When I wrote Miserere and decided to use Christianity, I had to make some decisions on my world-building. One of the most important decisions had to do with magic.
How would my Christians perform the magic necessary to hold back the Fallen? My answer was prayer.
So what does this have to do with the movie Gangs of New York?
One thing I noticed in Gangs of New York was Martin Scorsese's use of violence. During the first half of the movie, ears are torn off, people are maimed and mutilated, and the viewer can't watch for five minutes without seeing someone bludgeoned in graphic detail.
During the second half of the movie, there is still violence, but Scorsese tones down the more graphic aspects. He does this because the violent nature of the men and women of Five Points was well established in the first half of the movie. To continue (pardon the pun) beating the viewer over the head with graphic violence isn't necessary. Our imaginations fill in the blanks so that Scorsese can build tension toward the real plot: the show-down between Amsterdam and Bill the Butcher.
I tried to use the same technique with my Christians and their use of prayer in Miserere. I wanted to establish not just Woerld, but the magical laws, and how the Katharoi interrelate within the Citadel. To do this, I relied on the use of prayer in the first half, then trusting my reader to use his or her imagination to fill in the blanks, I eased up as the novel progressed.
It was a risky move, but I knew if I could strike the right balance, I could create a Woerld that people would remember and hopefully talk about. Whether I was successful or not is up to you, the reader.

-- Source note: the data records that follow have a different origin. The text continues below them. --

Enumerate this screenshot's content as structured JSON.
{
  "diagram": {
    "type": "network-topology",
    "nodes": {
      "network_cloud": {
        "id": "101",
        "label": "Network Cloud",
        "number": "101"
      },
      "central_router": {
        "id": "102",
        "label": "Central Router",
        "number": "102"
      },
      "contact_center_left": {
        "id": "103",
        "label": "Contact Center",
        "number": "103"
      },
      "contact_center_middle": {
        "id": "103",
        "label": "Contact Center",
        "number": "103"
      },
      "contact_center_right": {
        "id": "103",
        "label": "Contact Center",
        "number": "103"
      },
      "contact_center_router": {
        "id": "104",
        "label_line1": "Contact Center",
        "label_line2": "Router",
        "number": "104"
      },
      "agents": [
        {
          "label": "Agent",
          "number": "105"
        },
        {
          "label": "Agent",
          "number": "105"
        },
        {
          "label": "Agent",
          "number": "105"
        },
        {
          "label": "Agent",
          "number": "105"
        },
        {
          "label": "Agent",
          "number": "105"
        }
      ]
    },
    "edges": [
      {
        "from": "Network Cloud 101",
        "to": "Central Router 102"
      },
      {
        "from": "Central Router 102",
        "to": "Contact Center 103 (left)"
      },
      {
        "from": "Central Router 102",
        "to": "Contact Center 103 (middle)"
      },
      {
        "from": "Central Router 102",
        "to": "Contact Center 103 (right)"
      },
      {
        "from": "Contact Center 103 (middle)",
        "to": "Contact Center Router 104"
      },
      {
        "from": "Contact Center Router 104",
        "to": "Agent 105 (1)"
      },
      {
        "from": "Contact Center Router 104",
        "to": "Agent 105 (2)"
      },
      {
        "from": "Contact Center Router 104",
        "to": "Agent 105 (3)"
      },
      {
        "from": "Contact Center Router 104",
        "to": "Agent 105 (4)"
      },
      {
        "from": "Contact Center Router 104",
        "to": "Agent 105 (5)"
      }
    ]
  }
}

I think Douglas Hulick said it best in his excellent post On Reviews at A Dribble of Ink (and thanks to Courtney Schafer for pointing me to the post). Douglas talked about the ownership of a story once it's been published. He said:
But once I send the story out? Once it’s in the reader’s hands and then in their head? It’s not my story any more. Oh, I wrote it, but I can’t control how they read it. The novel is as much the reader’s as it is the writer’s at that point, and by the end of the book, I’d argue it belongs more to them than it does to me anymore.
So I guess that's it for now. Miserere isn't mine anymore, it's yours. I hope you enjoy it.